Bunu şimdilik salgın ile korkutarak, insan psikolojisini etkileyerek yapmayı sürdürüyorlar ve üzülerek ifade etmeliyim ki başarıyorlar.

Bu korkuya kapılan yenilgiyi kabul etmiş sayılır. Yapay zekâlarla ve dijital para birimleriyle insanlık arka planda yeni bir medeniyete ve devlet şekline doğru sürükleniyor. Ortak bir insanlık dininin temellerinin atılacağı yepyeni mekanik, teknik, dijital bir dünyaya doğru yol alıyoruz.

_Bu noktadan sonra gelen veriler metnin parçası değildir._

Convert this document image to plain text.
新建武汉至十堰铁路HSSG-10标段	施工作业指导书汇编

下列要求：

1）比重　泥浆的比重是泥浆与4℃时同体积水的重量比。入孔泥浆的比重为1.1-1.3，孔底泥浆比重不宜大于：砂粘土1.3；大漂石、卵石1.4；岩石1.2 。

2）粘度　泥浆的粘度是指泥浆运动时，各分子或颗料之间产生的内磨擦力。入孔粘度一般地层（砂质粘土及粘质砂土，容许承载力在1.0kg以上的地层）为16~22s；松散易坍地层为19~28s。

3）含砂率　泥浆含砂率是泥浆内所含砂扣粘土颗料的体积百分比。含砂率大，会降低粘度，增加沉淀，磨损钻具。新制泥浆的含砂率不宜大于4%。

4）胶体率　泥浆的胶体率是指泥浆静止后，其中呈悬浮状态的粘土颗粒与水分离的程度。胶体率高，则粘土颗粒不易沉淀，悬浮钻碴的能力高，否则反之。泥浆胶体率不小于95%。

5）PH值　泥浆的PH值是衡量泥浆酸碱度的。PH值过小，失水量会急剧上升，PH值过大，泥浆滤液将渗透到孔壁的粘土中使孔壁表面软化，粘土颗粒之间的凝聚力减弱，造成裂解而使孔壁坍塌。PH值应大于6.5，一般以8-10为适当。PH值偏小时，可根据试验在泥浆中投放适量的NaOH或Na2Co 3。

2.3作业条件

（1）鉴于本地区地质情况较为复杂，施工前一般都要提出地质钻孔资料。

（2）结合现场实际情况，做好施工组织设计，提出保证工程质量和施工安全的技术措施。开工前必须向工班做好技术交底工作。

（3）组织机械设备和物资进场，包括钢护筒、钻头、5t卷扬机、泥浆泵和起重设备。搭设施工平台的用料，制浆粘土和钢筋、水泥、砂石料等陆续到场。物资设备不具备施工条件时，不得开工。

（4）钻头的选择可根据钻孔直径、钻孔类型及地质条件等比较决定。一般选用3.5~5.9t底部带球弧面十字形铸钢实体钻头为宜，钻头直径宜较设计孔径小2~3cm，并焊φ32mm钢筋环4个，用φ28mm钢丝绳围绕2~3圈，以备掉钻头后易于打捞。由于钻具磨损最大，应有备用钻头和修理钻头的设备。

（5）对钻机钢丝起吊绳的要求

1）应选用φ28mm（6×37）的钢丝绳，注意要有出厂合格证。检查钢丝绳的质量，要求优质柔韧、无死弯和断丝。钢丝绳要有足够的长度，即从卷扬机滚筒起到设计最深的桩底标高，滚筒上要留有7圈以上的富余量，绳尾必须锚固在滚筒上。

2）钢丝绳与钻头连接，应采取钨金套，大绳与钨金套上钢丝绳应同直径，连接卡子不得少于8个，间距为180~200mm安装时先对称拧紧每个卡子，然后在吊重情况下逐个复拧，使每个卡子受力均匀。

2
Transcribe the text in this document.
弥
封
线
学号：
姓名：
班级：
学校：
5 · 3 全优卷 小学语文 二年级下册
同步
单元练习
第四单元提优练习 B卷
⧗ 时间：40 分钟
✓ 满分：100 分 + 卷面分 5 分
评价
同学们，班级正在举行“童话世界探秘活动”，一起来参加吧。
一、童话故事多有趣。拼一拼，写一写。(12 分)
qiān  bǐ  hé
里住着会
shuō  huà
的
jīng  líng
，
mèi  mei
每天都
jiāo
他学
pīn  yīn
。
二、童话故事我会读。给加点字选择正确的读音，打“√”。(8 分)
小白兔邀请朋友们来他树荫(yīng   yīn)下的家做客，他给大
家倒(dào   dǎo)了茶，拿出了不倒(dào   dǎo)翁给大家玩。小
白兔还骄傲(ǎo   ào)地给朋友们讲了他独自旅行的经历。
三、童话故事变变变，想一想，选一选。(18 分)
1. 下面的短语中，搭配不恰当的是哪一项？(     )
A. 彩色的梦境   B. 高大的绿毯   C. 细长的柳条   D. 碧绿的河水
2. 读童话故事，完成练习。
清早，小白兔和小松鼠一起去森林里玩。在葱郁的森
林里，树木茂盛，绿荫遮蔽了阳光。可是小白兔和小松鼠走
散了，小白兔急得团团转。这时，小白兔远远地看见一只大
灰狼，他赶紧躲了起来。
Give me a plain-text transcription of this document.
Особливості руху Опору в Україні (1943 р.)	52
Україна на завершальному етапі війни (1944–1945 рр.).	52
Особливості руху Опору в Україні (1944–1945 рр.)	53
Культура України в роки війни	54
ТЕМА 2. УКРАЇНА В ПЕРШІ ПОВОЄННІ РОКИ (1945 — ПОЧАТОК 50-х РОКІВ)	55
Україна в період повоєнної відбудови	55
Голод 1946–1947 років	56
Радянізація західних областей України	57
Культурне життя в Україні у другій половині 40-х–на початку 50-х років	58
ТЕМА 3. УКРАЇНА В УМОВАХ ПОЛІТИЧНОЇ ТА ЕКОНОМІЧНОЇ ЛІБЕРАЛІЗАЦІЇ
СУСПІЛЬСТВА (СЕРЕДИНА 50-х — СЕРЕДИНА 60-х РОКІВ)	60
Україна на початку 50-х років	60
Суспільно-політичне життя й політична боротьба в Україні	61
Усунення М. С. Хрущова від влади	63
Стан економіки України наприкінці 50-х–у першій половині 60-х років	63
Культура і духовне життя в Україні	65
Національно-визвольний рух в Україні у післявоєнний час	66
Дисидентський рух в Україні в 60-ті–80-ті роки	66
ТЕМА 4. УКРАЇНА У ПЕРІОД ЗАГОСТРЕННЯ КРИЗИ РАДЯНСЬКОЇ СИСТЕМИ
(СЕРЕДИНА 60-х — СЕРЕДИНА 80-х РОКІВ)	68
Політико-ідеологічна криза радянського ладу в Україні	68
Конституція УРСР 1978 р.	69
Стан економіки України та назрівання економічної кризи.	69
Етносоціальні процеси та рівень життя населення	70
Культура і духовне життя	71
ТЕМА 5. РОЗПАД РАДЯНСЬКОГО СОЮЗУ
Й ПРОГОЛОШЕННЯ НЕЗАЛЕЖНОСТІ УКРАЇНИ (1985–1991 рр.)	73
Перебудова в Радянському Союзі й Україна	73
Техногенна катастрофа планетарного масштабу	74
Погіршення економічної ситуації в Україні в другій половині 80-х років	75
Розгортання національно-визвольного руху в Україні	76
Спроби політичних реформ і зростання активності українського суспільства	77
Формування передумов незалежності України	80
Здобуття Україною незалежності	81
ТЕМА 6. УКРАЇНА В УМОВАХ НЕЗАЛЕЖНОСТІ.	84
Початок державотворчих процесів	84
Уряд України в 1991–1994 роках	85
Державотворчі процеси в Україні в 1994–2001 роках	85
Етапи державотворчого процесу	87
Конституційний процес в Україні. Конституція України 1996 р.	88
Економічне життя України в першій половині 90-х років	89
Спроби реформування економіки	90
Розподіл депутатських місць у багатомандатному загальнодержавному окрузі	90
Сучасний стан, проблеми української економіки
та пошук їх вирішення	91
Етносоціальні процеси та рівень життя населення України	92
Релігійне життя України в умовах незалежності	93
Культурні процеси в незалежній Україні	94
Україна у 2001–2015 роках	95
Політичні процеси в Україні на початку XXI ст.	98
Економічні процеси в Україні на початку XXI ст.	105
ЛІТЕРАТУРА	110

Buraya kadar bahsettiğim; korkunç teknolojileriyle insanlığı her geçen gün felakete doğru sürükleyen şeytani aklın ürettiği planlar. Peki, biz Türkiye olarak bu işin neresindeyiz?

Bu korkunç kıyamet senaryolarına karşı aldığımız bir önlem var mı? Ya da gerçekten bu senaryoları bir komplo olarak mı görüyoruz? Eğer öyleyse Allah yardımcımız olsun.